The sadness made Tommy uncomfortable. “My pleasure. Listen, if you're still in town tomorrow, we're having a little prayer service in the chapel for Cody. And Scott, too. If you want to stop by…”

Brandon considered that. “Let's see how the day plays itself out, okay?”

Tommy nodded. “Sure, it's your call. I just wanted you to know. Five-thirty tomorrow afternoon, after the slopes close.” He tossed off a wave and was on his way.

Brandon stepped inside the station and pressed the buzzer. Jesse Tingle let him in. “Welcome back, sir. No news yet, I'm afraid.”

“The place looks busy.”

“Yes, sir. Now that the weather's calmed down a bit, we're beginning to get the flood of calls. Burst pipes, medical assistance, auto damage, that sort of thing. The nonemergency stuff that I guess people thought could wait for a while. All that and the president of the United States. I voted for him and now I can't wait for him to leave.” He stopped, suddenly aware of how little Brandon cared about any of this. “I'm sure the chief can give you better details on your son than I can.”

“Is he in?”

“Not just now. He had to run out for a few minutes, but I expect him right back. Just make yourself at home.”

“Think the boss would mind if I helped myself to his coffee pot?”

Jesse winced. “I suppose it's okay if you're current on all your vaccinations.”

Brandon smiled and headed for Whitestone's office. The squad room had taken on the feel of a beehive. Staffing appeared to have doubled from the morning's skeleton crew, and all of them seemed sharply focused on whatever they were doing.

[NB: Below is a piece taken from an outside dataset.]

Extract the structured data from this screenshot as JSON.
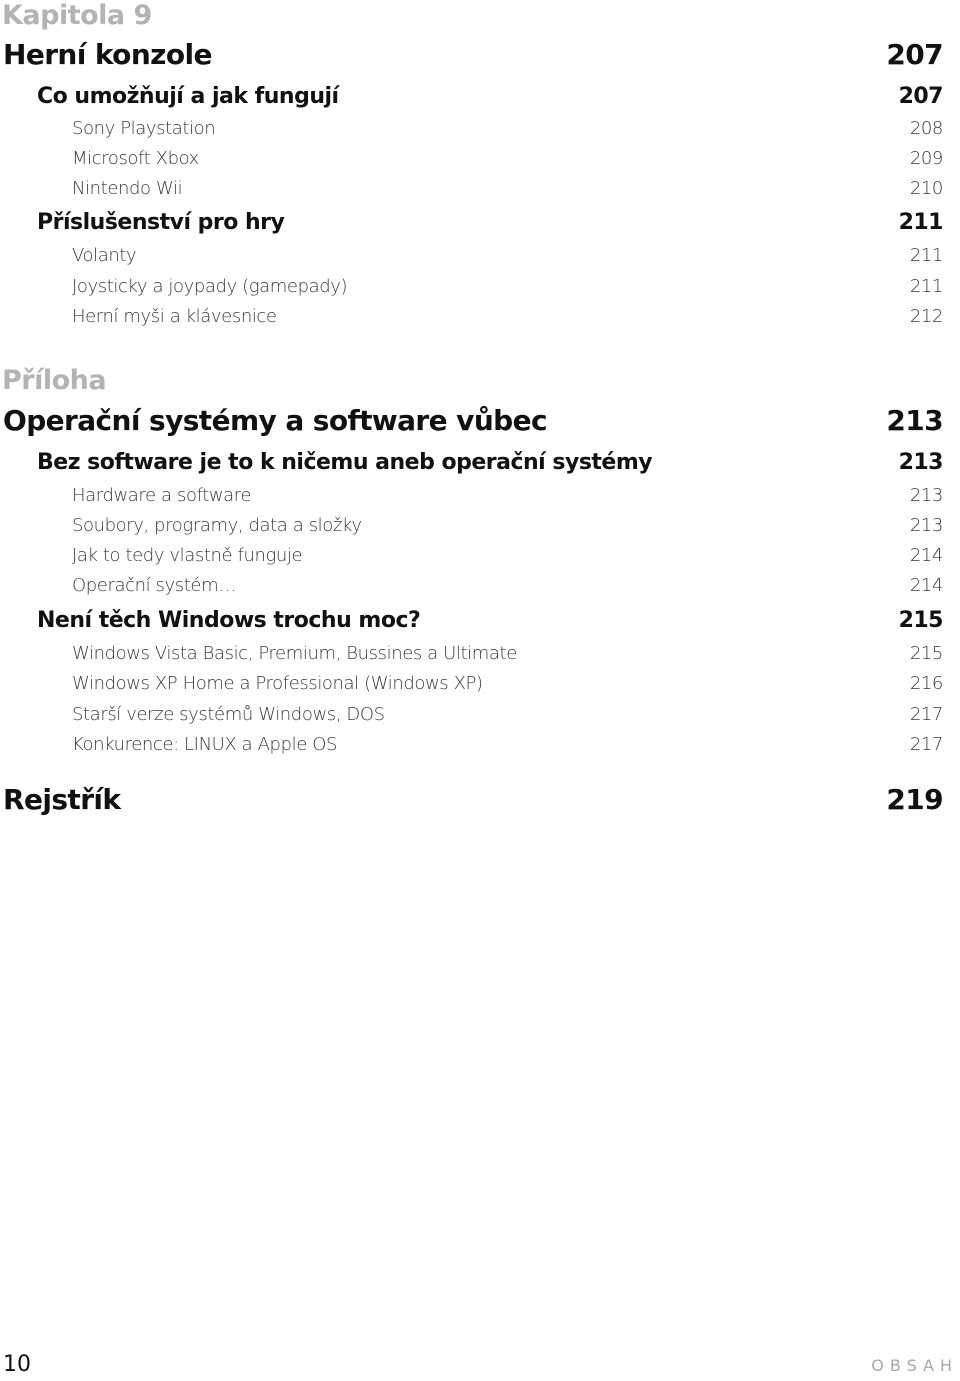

In the chief's office now, he navigated his way to Mr. Coffee, found himself a clean-looking cup and helped himself to the dregs in the pot. It looked more like the tail end of an oil change than coffee, and loading it with creamer and sugar only made it taste like creamier, sweeter waste oil. He chugged the whole thing and stepped back into the squad room. All around him, deputies wandered in and out, phones rang without pause, and through it all, the air vibrated with the staccato scratching sounds of radio transmissions, most of which, to Brandon's ear, were just so much garbled static.

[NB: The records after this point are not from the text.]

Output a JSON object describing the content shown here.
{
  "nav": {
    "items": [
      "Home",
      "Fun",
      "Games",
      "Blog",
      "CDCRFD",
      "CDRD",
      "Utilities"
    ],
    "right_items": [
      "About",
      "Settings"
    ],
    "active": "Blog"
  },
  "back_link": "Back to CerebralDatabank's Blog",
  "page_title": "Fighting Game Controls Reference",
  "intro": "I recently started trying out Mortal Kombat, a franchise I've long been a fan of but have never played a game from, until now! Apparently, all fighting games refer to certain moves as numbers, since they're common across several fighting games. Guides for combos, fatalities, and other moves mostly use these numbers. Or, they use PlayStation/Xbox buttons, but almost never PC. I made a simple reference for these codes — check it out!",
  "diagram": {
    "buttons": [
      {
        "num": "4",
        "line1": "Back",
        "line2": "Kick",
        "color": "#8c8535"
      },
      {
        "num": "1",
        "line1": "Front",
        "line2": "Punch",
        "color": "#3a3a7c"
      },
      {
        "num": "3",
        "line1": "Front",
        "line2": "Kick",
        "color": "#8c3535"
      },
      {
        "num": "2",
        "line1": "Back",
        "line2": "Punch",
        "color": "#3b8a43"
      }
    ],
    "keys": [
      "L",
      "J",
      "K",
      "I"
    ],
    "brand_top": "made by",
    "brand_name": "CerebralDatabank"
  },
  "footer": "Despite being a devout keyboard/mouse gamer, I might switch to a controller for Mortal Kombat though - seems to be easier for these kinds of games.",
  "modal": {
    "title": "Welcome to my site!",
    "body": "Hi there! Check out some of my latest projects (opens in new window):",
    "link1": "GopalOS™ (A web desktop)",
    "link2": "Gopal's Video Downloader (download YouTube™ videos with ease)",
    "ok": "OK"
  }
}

With all battle stations manned, Brandon found himself with nowhere to sit, until one of the friendlier faces from the morning—Charlotte Eberly, he remembered—offered him a chair in front of her desk.

“I took the last of the chief's coffee,” he said. “I'll make more if you point me in the right direction.”

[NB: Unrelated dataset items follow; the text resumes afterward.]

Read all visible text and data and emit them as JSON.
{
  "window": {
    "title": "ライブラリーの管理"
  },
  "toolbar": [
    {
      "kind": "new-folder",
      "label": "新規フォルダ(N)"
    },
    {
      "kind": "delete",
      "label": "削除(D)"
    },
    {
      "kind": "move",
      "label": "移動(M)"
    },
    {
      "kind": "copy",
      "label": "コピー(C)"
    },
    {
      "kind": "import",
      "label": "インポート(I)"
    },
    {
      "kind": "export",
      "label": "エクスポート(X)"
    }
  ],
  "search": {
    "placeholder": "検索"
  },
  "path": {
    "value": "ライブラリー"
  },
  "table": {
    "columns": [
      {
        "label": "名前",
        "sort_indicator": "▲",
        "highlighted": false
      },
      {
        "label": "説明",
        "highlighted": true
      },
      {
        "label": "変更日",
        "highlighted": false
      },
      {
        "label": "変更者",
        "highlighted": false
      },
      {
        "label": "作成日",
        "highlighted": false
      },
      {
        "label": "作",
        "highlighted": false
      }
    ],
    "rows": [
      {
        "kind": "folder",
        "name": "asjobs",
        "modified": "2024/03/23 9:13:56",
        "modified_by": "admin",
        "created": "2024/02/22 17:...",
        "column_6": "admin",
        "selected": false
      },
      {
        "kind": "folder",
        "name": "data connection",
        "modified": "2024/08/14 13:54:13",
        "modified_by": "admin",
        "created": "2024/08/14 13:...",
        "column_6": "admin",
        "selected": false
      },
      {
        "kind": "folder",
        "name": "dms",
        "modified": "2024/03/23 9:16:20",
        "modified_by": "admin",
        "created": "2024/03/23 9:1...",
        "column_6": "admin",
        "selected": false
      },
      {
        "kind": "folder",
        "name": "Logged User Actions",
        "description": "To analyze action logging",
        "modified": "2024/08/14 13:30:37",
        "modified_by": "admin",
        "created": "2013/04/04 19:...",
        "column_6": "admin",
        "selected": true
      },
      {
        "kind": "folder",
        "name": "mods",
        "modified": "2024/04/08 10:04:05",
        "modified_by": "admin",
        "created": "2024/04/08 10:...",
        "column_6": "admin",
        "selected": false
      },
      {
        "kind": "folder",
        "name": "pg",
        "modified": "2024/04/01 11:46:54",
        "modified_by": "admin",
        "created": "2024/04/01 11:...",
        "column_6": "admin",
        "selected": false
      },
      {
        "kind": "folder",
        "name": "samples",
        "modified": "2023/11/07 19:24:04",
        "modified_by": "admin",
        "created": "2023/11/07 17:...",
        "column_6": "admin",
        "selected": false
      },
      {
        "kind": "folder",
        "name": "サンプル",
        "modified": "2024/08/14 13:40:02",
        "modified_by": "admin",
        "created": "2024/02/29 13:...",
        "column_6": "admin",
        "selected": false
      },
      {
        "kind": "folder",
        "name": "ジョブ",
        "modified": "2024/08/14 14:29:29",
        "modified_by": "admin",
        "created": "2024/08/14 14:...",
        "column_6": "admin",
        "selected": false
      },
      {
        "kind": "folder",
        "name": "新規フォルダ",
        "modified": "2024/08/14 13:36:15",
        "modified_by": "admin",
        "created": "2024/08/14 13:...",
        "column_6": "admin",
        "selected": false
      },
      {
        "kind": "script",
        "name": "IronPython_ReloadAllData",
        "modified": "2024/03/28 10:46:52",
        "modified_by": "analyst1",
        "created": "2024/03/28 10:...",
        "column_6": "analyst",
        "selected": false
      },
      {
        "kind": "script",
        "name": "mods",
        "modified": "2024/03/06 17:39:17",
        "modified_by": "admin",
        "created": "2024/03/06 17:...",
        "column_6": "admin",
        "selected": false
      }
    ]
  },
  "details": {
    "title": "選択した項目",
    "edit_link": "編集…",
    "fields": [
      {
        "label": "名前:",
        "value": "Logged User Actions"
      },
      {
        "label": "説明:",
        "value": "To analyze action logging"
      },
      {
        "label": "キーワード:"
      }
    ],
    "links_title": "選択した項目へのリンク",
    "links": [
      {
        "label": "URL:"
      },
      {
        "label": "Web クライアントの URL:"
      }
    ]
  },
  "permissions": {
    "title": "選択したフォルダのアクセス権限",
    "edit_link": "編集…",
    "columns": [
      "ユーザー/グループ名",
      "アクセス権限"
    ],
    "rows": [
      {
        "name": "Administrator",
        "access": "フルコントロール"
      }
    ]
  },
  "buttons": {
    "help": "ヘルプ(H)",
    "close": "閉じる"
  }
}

Charlotte gave a disapproving wave. “I don't have anything to do with his sinful ways. I do my best not to pay attention.”

Okaay.
“Might I ask where the chief went?” Brandon asked, anxious to change the subject.

Officer Eberly had returned to whatever document she had up on her computer screen and spoke without looking. “He's on a tour of the square with the mayor.”

Brandon scowled. “A tour?”

Charlotte looked up. “The Founder's Day speech,” she said, but it clearly meant nothing to Brandon. “You know that the president grew up in this county, right? Well, he's the keynote at the hundredth anniversary of Founder's Day. I understand there'll be a big announce—Oh, here he is!”

Brandon turned to see Barry Whitestone striding down the center aisle between desks and he rose to intercept. “Nice tour?”

Whitestone didn't know how to interpret the question. “Let's talk in my office.”